Я, довольный, удалился. Спустившись с горы, я стал рассказывать Дорже о том, что монах дурак и мы его надули.
— Дорже, мы с тобой были правы! Ничего Тендол не знает и не умеет, никакой он не ясновидящий. Ему хоть что расскажешь, он всему поверит! — приговаривал я со смехом, когда окончательно спустился с горы и подошел к другу.
Он лежал неподвижно на том же месте, где я его оставил. Я стал тормошить Дорже, потому что решил, что он устал притворяться и просто заснул.

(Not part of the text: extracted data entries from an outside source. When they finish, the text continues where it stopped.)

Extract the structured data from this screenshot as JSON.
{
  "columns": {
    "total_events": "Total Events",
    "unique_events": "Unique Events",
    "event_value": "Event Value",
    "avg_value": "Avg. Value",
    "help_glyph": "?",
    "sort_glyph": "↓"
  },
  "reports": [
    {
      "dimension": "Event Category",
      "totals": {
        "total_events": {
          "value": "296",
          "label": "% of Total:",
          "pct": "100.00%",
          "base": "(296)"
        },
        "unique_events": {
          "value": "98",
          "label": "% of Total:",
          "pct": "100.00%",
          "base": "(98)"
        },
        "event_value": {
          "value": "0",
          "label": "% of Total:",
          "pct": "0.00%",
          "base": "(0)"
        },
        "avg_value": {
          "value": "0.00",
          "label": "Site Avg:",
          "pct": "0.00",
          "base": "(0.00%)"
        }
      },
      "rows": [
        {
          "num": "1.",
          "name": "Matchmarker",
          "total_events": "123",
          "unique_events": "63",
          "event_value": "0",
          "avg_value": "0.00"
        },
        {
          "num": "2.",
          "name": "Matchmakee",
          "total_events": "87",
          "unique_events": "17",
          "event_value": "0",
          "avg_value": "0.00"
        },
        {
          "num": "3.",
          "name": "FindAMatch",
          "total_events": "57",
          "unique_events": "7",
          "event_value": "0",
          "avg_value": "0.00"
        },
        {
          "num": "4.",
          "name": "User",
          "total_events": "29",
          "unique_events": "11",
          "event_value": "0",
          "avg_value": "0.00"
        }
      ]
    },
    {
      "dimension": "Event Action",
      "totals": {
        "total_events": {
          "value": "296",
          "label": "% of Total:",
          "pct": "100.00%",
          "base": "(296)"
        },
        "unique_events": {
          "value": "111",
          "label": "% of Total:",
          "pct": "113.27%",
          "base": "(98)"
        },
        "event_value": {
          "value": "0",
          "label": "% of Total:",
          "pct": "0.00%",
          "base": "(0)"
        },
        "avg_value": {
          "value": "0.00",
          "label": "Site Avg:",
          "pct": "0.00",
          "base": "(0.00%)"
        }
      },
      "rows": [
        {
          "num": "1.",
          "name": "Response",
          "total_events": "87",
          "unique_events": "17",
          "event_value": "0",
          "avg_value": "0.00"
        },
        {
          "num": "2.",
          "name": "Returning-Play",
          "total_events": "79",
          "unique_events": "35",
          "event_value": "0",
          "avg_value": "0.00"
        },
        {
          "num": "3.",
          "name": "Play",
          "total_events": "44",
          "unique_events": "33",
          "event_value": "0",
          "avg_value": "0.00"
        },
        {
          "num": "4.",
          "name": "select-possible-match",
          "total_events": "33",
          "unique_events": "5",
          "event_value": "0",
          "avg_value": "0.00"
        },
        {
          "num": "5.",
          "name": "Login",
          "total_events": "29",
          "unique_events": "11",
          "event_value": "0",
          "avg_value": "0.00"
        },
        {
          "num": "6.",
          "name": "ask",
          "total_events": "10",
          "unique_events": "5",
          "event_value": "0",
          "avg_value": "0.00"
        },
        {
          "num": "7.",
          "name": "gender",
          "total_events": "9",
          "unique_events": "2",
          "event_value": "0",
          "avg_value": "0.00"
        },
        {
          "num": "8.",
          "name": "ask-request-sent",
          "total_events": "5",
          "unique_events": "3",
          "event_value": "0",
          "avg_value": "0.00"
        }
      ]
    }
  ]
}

— Эй, вставай, уже все закончилось. Мы его надули. Пошли, скажем, что ты ожил, вот будет веселье! — повторял я, но, сколько бы я ни старался, Дорже продолжал лежать неподвижно.
Когда мне не удалось растормошить его, я из-за всех сил ударил друга кулаком по ребрам — ни один живой человек не мог бы спать после такого удара, но Дорже продолжал лежать неподвижно.
Я пытался пощупать у него пульс, услышать его дыхание — ни пульса, ни дыхания не было. Дорже умер и его сознание покинуло тело, в котором не успело сделать ничего полезного для людей.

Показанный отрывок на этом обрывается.